Department of Orthopaedics, Hakone National Hospital, 412 Kazamatsuri, Odawara, Kanagawa 250-0032, Japan.
Clin Orthop Relat Res. 2011 Sep;469(9):2452-60. doi: 10.1007/s11999-011-1896-9.
In 1990, Hamada et al. radiographically classified massive rotator cuff tears into five grades. Walch et al. subsequently subdivided Grade 4 to reflect the presence/absence of subacromial arthritis and emphasize glenohumeral arthritis as a characteristic of Grade 4.
QUESTIONS/PURPOSES: We therefore determined (1) whether patient characteristics and MRI findings differed between the grades at initial examination and final followup; (2) which factors affected progression to a higher grade; (3) whether the retear rate of repaired tendons differed among the grades; and (4) whether the radiographic grades at final followup differed from those at initial examination among patients treated operatively.
We retrospectively reviewed 75 patients with massive rotator cuff tears. Thirty-four patients were treated nonoperatively and 41 operatively.

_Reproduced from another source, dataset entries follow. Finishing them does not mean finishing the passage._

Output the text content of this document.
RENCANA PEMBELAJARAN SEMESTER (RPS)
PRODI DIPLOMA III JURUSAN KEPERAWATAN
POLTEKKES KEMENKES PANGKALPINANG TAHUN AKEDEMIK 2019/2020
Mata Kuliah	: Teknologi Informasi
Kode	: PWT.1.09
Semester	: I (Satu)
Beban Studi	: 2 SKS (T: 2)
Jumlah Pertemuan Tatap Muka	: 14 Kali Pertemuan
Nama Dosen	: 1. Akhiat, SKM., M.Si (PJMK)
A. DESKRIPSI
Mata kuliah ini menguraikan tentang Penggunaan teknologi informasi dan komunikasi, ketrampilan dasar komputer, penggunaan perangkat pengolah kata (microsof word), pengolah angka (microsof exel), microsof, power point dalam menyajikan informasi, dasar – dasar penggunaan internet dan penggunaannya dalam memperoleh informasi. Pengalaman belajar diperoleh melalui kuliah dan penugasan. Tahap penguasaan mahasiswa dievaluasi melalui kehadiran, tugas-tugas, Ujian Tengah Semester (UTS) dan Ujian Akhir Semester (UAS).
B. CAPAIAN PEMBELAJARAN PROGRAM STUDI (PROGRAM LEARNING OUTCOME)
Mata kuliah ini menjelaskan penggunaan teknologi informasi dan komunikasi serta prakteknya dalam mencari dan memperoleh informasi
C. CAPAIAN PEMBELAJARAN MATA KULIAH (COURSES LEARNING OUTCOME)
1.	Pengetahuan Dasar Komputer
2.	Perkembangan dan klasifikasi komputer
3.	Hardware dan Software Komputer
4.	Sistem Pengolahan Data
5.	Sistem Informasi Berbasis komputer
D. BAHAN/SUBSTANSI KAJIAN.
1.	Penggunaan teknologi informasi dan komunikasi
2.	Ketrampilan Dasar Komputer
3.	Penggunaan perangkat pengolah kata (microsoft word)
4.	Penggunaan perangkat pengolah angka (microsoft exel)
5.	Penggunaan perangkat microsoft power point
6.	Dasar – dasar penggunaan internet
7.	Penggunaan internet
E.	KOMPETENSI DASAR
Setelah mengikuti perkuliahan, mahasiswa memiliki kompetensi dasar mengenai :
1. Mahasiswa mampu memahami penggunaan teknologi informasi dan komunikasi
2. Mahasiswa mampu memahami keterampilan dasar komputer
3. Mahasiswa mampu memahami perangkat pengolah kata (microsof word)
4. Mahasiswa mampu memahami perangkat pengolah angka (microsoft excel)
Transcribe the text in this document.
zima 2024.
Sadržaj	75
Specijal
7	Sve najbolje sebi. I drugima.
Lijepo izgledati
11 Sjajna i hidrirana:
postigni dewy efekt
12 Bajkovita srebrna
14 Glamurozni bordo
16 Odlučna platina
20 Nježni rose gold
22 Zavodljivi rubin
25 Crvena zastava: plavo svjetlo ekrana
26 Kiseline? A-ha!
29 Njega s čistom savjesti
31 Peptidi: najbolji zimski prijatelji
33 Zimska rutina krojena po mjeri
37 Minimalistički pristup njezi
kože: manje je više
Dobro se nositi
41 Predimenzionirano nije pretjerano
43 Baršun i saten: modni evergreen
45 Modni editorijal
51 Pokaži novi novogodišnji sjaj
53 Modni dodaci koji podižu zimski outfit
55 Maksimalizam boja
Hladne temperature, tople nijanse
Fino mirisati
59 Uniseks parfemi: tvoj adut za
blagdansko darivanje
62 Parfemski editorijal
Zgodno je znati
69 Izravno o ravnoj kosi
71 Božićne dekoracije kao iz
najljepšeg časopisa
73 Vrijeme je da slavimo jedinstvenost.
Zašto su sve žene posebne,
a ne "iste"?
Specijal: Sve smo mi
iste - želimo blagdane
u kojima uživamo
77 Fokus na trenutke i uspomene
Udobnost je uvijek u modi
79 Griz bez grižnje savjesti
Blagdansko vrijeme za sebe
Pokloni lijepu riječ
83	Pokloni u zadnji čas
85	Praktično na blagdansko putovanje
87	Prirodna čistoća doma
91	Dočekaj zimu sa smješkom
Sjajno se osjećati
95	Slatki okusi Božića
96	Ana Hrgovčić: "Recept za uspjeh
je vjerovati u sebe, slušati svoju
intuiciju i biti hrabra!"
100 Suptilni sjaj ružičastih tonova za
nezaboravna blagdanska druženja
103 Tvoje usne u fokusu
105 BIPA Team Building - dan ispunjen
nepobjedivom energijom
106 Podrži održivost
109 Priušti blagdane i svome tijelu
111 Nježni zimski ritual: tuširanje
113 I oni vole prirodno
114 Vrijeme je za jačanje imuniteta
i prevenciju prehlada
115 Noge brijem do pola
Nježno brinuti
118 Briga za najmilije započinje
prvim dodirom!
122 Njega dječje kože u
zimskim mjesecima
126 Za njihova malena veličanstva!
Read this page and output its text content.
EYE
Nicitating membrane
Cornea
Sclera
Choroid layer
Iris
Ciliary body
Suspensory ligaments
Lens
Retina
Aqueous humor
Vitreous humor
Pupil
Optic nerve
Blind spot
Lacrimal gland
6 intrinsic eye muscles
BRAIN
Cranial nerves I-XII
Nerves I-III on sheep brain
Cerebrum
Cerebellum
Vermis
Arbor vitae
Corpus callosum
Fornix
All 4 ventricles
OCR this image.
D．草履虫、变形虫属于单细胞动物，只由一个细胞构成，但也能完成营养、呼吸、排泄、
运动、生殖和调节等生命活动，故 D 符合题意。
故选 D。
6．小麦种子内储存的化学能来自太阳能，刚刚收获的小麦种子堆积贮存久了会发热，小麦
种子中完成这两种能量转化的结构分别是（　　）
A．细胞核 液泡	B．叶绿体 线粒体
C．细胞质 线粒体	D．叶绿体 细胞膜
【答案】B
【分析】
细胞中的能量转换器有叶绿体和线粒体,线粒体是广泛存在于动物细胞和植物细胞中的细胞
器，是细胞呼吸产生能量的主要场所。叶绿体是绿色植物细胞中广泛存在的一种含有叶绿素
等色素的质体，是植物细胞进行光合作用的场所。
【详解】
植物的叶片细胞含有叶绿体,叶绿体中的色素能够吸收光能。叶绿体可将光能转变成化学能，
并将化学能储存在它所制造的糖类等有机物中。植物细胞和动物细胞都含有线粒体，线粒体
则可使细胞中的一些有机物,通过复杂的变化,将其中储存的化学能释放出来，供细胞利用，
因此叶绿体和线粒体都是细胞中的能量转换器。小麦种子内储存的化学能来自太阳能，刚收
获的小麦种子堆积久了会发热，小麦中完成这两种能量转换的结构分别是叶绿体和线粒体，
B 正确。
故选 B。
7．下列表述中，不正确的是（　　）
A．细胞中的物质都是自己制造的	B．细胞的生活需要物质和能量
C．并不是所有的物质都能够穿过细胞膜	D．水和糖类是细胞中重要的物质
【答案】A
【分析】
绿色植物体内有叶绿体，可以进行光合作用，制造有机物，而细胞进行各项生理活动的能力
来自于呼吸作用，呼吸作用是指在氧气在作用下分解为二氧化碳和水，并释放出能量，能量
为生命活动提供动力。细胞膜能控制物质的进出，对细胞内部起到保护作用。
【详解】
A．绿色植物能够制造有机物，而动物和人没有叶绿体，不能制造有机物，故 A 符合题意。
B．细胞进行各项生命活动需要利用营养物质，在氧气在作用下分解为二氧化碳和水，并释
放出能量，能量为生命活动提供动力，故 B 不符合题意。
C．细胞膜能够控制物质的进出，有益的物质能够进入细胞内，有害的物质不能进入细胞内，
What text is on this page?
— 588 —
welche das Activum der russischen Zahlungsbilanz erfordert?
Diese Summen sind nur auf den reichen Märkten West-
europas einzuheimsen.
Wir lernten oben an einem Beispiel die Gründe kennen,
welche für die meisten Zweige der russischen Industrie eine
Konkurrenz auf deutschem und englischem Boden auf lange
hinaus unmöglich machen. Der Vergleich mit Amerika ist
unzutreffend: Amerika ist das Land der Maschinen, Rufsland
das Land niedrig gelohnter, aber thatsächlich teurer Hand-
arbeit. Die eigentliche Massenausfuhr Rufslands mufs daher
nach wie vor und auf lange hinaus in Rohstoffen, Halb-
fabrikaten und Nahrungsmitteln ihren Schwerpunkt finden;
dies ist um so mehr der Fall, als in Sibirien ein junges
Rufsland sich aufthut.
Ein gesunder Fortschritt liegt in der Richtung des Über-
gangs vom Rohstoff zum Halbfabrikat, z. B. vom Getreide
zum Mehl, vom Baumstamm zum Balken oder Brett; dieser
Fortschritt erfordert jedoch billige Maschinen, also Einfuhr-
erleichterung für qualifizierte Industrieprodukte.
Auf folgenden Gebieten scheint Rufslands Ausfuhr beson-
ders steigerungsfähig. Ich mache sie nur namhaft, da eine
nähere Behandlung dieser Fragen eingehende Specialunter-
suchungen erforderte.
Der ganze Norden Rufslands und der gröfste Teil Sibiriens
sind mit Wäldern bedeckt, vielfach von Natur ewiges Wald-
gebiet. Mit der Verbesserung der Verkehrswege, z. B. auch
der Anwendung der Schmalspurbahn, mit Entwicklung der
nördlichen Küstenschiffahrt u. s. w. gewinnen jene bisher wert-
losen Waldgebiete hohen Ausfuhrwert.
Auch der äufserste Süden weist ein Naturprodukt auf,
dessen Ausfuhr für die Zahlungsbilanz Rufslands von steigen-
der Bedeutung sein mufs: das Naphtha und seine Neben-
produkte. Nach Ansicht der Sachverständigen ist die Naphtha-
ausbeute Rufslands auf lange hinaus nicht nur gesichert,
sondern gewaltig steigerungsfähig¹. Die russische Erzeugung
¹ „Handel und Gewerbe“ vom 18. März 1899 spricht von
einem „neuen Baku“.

Patients with Grade 3, 4, or 5 tears had a higher incidence of fatty muscle degeneration of the subscapularis muscle than patients with Grade 1 or 2 tears. In 26 patients with Grade 1 or 2 tears at initial examination, duration of followup was longer in patients who remained at Grade 1 or 2 than in those who progressed to Grade 3, 4, or 5 at final followup. The retear rate of repaired supraspinatus tendon was more frequent in Grade 2 than Grade 1 tears. In operated cases, radiographic grades at final followup did not develop to Grades 3 to 5.
We believe cuff repair should be performed before acromiohumeral interval narrowing. Our observations are consistent with the temporal concepts of massive cuff tear pathomechanics proposed by Burkhart and Hansen et al.
Level III, Therapeutic study. See Guidelines for Authors for a complete description of levels of evidence.
1990 年,Hamada 等人对肩袖巨大撕裂进行了 X 线分级,Walch 等人随后将 4 级进一步细分,以反映肩峰下关节炎的存在/不存在,并强调 4 级的特征是肱骨头关节炎。
问题/目的:因此,我们确定(1)在初次检查和最终随访时,各等级患者的特征和 MRI 表现是否存在差异;(2)哪些因素会影响进展为更高等级;(3)修复肌腱的再撕裂率在各等级之间是否存在差异;(4)手术治疗的患者在最终随访时的 X 线分级是否与初次检查时的分级存在差异。
我们回顾性分析了 75 例肩袖巨大撕裂患者。34 例患者接受非手术治疗,41 例患者接受手术治疗。
与 1 级或 2 级撕裂患者相比,3 级、4 级或 5 级撕裂患者的肩胛下肌的脂肪肌肉变性发生率更高。在初次检查时为 1 级或 2 级的 26 例患者中,在最终随访时仍为 1 级或 2 级的患者随访时间更长,而进展为 3 级、4 级或 5 级的患者随访时间更短。修复的冈上肌腱的再撕裂率在 2 级比 1 级撕裂更常见。在手术治疗的病例中,最终随访时的 X 线分级未发展为 3 级至 5 级。
我们认为在肩峰肱骨关节间隙变窄之前应进行肩袖修复。我们的观察结果与 Burkhart 和 Hansen 等人提出的肩袖巨大撕裂病理力学的时间概念一致。
III 级,治疗研究。完整的证据等级描述请参见作者指南。